OVERNIGHT MARKETS AND NEWS

March E-mini S&Ps (ESH16 +0.23%) are down -0.08% at a 3-1/2 month low and European stocks are down -2.67% at a 13-month low on global growth concerns. As expected, the BOE maintained its benchmark interest rate at 0.50% and kept its asset purchase target at 375 billion pounds following the conclusion of today’s monetary policy meeting. U.S. stock index futures recovered from their worst levels as JPMorgan Chase climbed over +1% in pre-market trading after it reported better-than-expected Q4 earnings. Asian stocks settled mostly lower: Japan -2.68%, Hong Kong -0.59%, China +1.97%, Taiwan -1.04%, Australia -1.57%, Singapore -1.93%, South Korea -0.92%, India -0.33%. Japan’s Nikkei Stock Index dropped to a 3-1/2 month low as it followed Wednesday’s losses in U.S. stocks, although China’s Shanghai Composite erased early losses and recovered from a 4-1/2 month low and closed higher on signs of increased government efforts to prop up shares after state funds entered the market to buy stocks and after Chinese stock exchanges vowed to step up monitoring of share sales by companies’ major shareholders.

The dollar index (DXY00 -0.16%) is down -0.28%. EUR/USD (^EURUSD) is up +0.37%. USD/JPY (^USDJPY) is up +0.05%.

Mar T-note prices (ZNH16 -0.07%) are up +3.5 ticks on increased safe-haven demand as stocks falter along with reduced inflation expectations after the 10-year T-note breakeven inflation rate tumbled to a 3-1/2 month low.

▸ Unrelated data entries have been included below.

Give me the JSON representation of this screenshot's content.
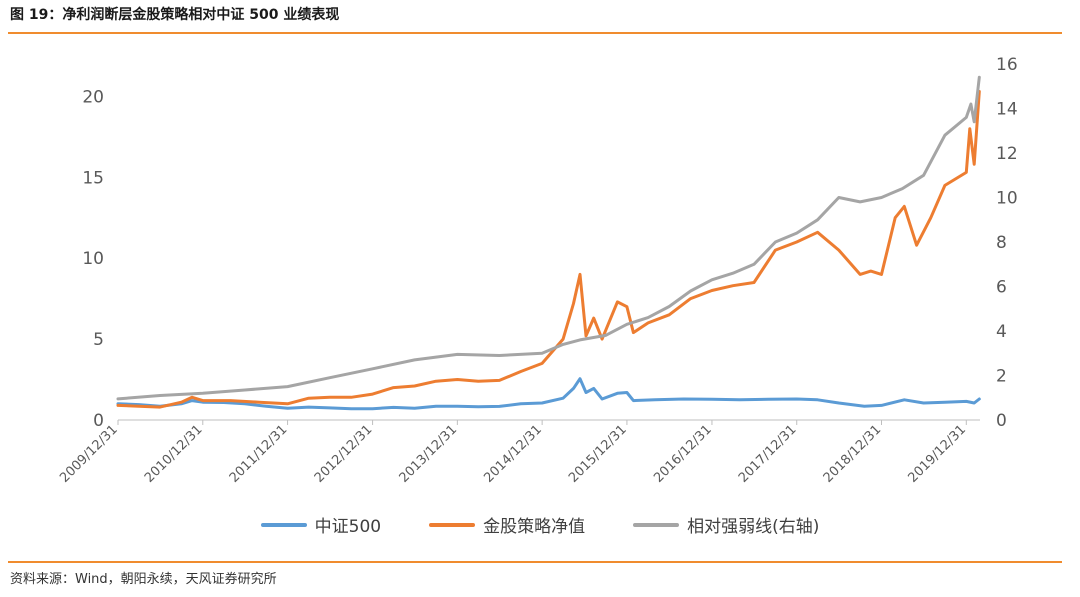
{
  "title": "图 19：净利润断层金股策略相对中证 500 业绩表现",
  "source": "资料来源：Wind，朝阳永续，天风证券研究所",
  "chart_data": {
    "type": "line",
    "x": [
      "2009/12/31",
      "2010/12/31",
      "2011/12/31",
      "2012/12/31",
      "2013/12/31",
      "2014/12/31",
      "2015/12/31",
      "2016/12/31",
      "2017/12/31",
      "2018/12/31",
      "2019/12/31"
    ],
    "xlim": [
      "2009/12/31",
      "2020/02/28"
    ],
    "y_left_lim": [
      0,
      22
    ],
    "y_left_ticks": [
      0,
      5,
      10,
      15,
      20
    ],
    "y_right_lim": [
      0,
      16
    ],
    "y_right_ticks": [
      0,
      2,
      4,
      6,
      8,
      10,
      12,
      14,
      16
    ],
    "grid": false,
    "legend_position": "bottom",
    "series": [
      {
        "name": "中证500",
        "axis": "left",
        "color": "#5b9bd5",
        "points": [
          [
            "2009/12/31",
            1.0
          ],
          [
            "2010/03/31",
            0.95
          ],
          [
            "2010/06/30",
            0.85
          ],
          [
            "2010/09/30",
            1.0
          ],
          [
            "2010/11/15",
            1.2
          ],
          [
            "2010/12/31",
            1.1
          ],
          [
            "2011/03/31",
            1.08
          ],
          [
            "2011/06/30",
            1.0
          ],
          [
            "2011/09/30",
            0.85
          ],
          [
            "2011/12/31",
            0.72
          ],
          [
            "2012/03/31",
            0.8
          ],
          [
            "2012/06/30",
            0.75
          ],
          [
            "2012/09/30",
            0.7
          ],
          [
            "2012/12/31",
            0.7
          ],
          [
            "2013/03/31",
            0.78
          ],
          [
            "2013/06/30",
            0.72
          ],
          [
            "2013/09/30",
            0.85
          ],
          [
            "2013/12/31",
            0.85
          ],
          [
            "2014/03/31",
            0.82
          ],
          [
            "2014/06/30",
            0.84
          ],
          [
            "2014/09/30",
            1.0
          ],
          [
            "2014/12/31",
            1.05
          ],
          [
            "2015/03/31",
            1.35
          ],
          [
            "2015/05/15",
            1.95
          ],
          [
            "2015/06/12",
            2.55
          ],
          [
            "2015/07/08",
            1.7
          ],
          [
            "2015/08/10",
            1.95
          ],
          [
            "2015/09/15",
            1.3
          ],
          [
            "2015/11/20",
            1.65
          ],
          [
            "2015/12/31",
            1.7
          ],
          [
            "2016/01/28",
            1.2
          ],
          [
            "2016/04/30",
            1.25
          ],
          [
            "2016/08/31",
            1.3
          ],
          [
            "2016/12/31",
            1.28
          ],
          [
            "2017/04/30",
            1.25
          ],
          [
            "2017/08/31",
            1.28
          ],
          [
            "2017/12/31",
            1.3
          ],
          [
            "2018/03/31",
            1.25
          ],
          [
            "2018/06/30",
            1.05
          ],
          [
            "2018/10/18",
            0.85
          ],
          [
            "2018/12/31",
            0.9
          ],
          [
            "2019/04/08",
            1.25
          ],
          [
            "2019/06/30",
            1.05
          ],
          [
            "2019/09/30",
            1.1
          ],
          [
            "2019/12/31",
            1.15
          ],
          [
            "2020/02/03",
            1.05
          ],
          [
            "2020/02/25",
            1.3
          ]
        ]
      },
      {
        "name": "金股策略净值",
        "axis": "left",
        "color": "#ed7d31",
        "points": [
          [
            "2009/12/31",
            0.9
          ],
          [
            "2010/03/31",
            0.85
          ],
          [
            "2010/06/30",
            0.8
          ],
          [
            "2010/09/30",
            1.1
          ],
          [
            "2010/11/15",
            1.4
          ],
          [
            "2010/12/31",
            1.2
          ],
          [
            "2011/04/30",
            1.2
          ],
          [
            "2011/08/31",
            1.1
          ],
          [
            "2011/12/31",
            1.0
          ],
          [
            "2012/03/31",
            1.35
          ],
          [
            "2012/06/30",
            1.4
          ],
          [
            "2012/09/30",
            1.4
          ],
          [
            "2012/12/31",
            1.6
          ],
          [
            "2013/03/31",
            2.0
          ],
          [
            "2013/06/30",
            2.1
          ],
          [
            "2013/09/30",
            2.4
          ],
          [
            "2013/12/31",
            2.5
          ],
          [
            "2014/03/31",
            2.4
          ],
          [
            "2014/06/30",
            2.45
          ],
          [
            "2014/09/30",
            3.0
          ],
          [
            "2014/12/31",
            3.5
          ],
          [
            "2015/03/31",
            5.0
          ],
          [
            "2015/05/15",
            7.2
          ],
          [
            "2015/06/12",
            9.0
          ],
          [
            "2015/07/08",
            5.2
          ],
          [
            "2015/08/10",
            6.3
          ],
          [
            "2015/09/15",
            5.0
          ],
          [
            "2015/11/20",
            7.3
          ],
          [
            "2015/12/31",
            7.0
          ],
          [
            "2016/01/28",
            5.4
          ],
          [
            "2016/03/31",
            6.0
          ],
          [
            "2016/06/30",
            6.5
          ],
          [
            "2016/09/30",
            7.5
          ],
          [
            "2016/12/31",
            8.0
          ],
          [
            "2017/03/31",
            8.3
          ],
          [
            "2017/06/30",
            8.5
          ],
          [
            "2017/09/30",
            10.5
          ],
          [
            "2017/12/31",
            11.0
          ],
          [
            "2018/03/31",
            11.6
          ],
          [
            "2018/06/30",
            10.5
          ],
          [
            "2018/09/30",
            9.0
          ],
          [
            "2018/11/15",
            9.2
          ],
          [
            "2018/12/31",
            9.0
          ],
          [
            "2019/02/28",
            12.5
          ],
          [
            "2019/04/08",
            13.2
          ],
          [
            "2019/05/31",
            10.8
          ],
          [
            "2019/07/31",
            12.5
          ],
          [
            "2019/09/30",
            14.5
          ],
          [
            "2019/12/31",
            15.3
          ],
          [
            "2020/01/15",
            18.0
          ],
          [
            "2020/02/03",
            15.8
          ],
          [
            "2020/02/25",
            20.3
          ]
        ]
      },
      {
        "name": "相对强弱线(右轴)",
        "axis": "right",
        "color": "#a5a5a5",
        "points": [
          [
            "2009/12/31",
            0.95
          ],
          [
            "2010/06/30",
            1.1
          ],
          [
            "2010/12/31",
            1.2
          ],
          [
            "2011/06/30",
            1.35
          ],
          [
            "2011/12/31",
            1.5
          ],
          [
            "2012/06/30",
            1.9
          ],
          [
            "2012/12/31",
            2.3
          ],
          [
            "2013/06/30",
            2.7
          ],
          [
            "2013/12/31",
            2.95
          ],
          [
            "2014/06/30",
            2.9
          ],
          [
            "2014/12/31",
            3.0
          ],
          [
            "2015/03/31",
            3.4
          ],
          [
            "2015/06/12",
            3.6
          ],
          [
            "2015/09/30",
            3.8
          ],
          [
            "2015/12/31",
            4.3
          ],
          [
            "2016/03/31",
            4.6
          ],
          [
            "2016/06/30",
            5.1
          ],
          [
            "2016/09/30",
            5.8
          ],
          [
            "2016/12/31",
            6.3
          ],
          [
            "2017/03/31",
            6.6
          ],
          [
            "2017/06/30",
            7.0
          ],
          [
            "2017/09/30",
            8.0
          ],
          [
            "2017/12/31",
            8.4
          ],
          [
            "2018/03/31",
            9.0
          ],
          [
            "2018/06/30",
            10.0
          ],
          [
            "2018/09/30",
            9.8
          ],
          [
            "2018/12/31",
            10.0
          ],
          [
            "2019/03/31",
            10.4
          ],
          [
            "2019/06/30",
            11.0
          ],
          [
            "2019/09/30",
            12.8
          ],
          [
            "2019/12/31",
            13.6
          ],
          [
            "2020/01/20",
            14.2
          ],
          [
            "2020/02/03",
            13.4
          ],
          [
            "2020/02/25",
            15.4
          ]
        ]
      }
    ]
  }
}
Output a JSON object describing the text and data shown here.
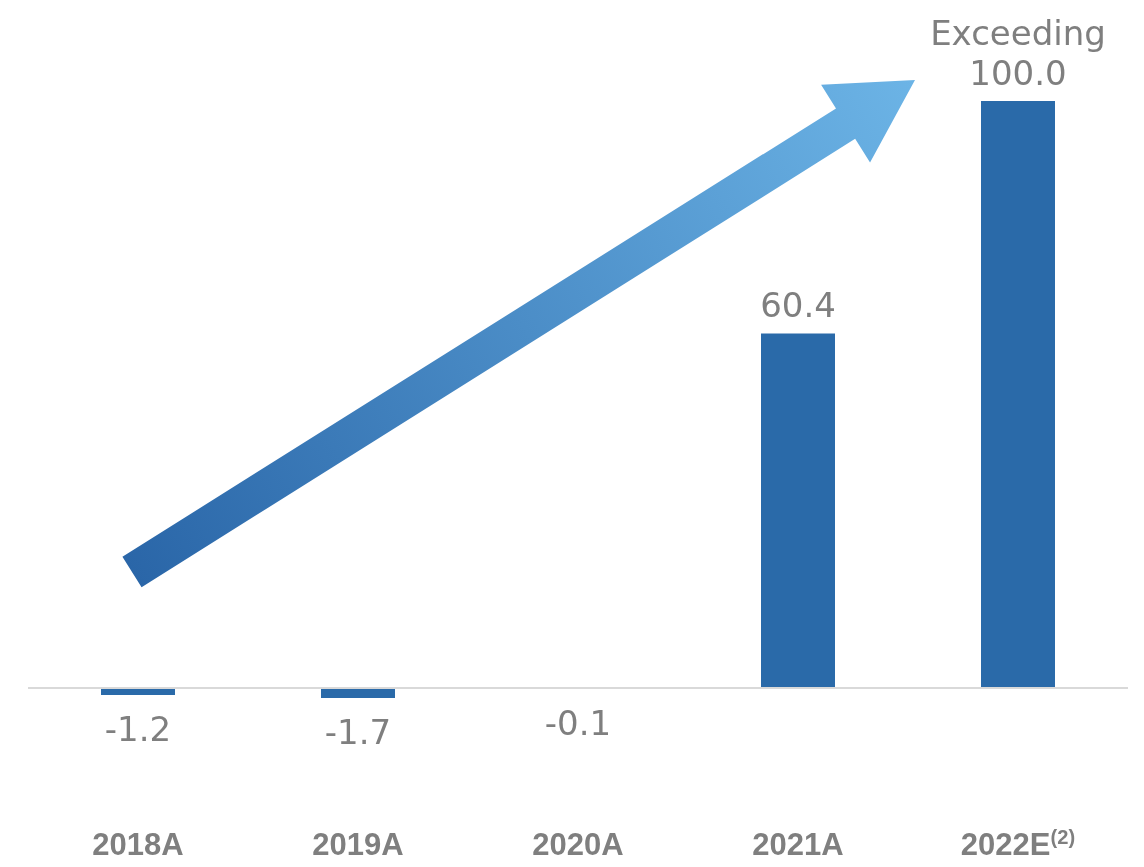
{
  "chart_data": {
    "type": "bar",
    "categories": [
      "2018A",
      "2019A",
      "2020A",
      "2021A",
      "2022E$^{(2)}$"
    ],
    "values": [
      -1.2,
      -1.7,
      -0.1,
      60.4,
      100.0
    ],
    "color": "#2a6aa9",
    "value_labels": [
      "-1.2",
      "-1.7",
      "-0.1",
      "60.4",
      "Exceeding 100.0"
    ]
  }
}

The China Securities Regulatory Commission said the forthcoming registration system for initial public offerings won’t lead to an oversupply of new shares.

U.S. STOCK PREVIEW

Key U.S. news today includes: (1) weekly initial unemployment claims (expected -2,000 to 275,000, previous -10,000 to 277,000) and continuing claims (expected -20,000 to 2.210 million, previous +25,000 to 2.230 million), (2) Dec import price index (expected -1.4% m/m and -8.4% y/y, Nov -0.4% m/m and -9.4% y/y), (3) St. Louis Fed President James Bullard’s speech to the Economic Club of Memphis, and (4) the Treasury’s auction of $13 billion 30-year T-bonds.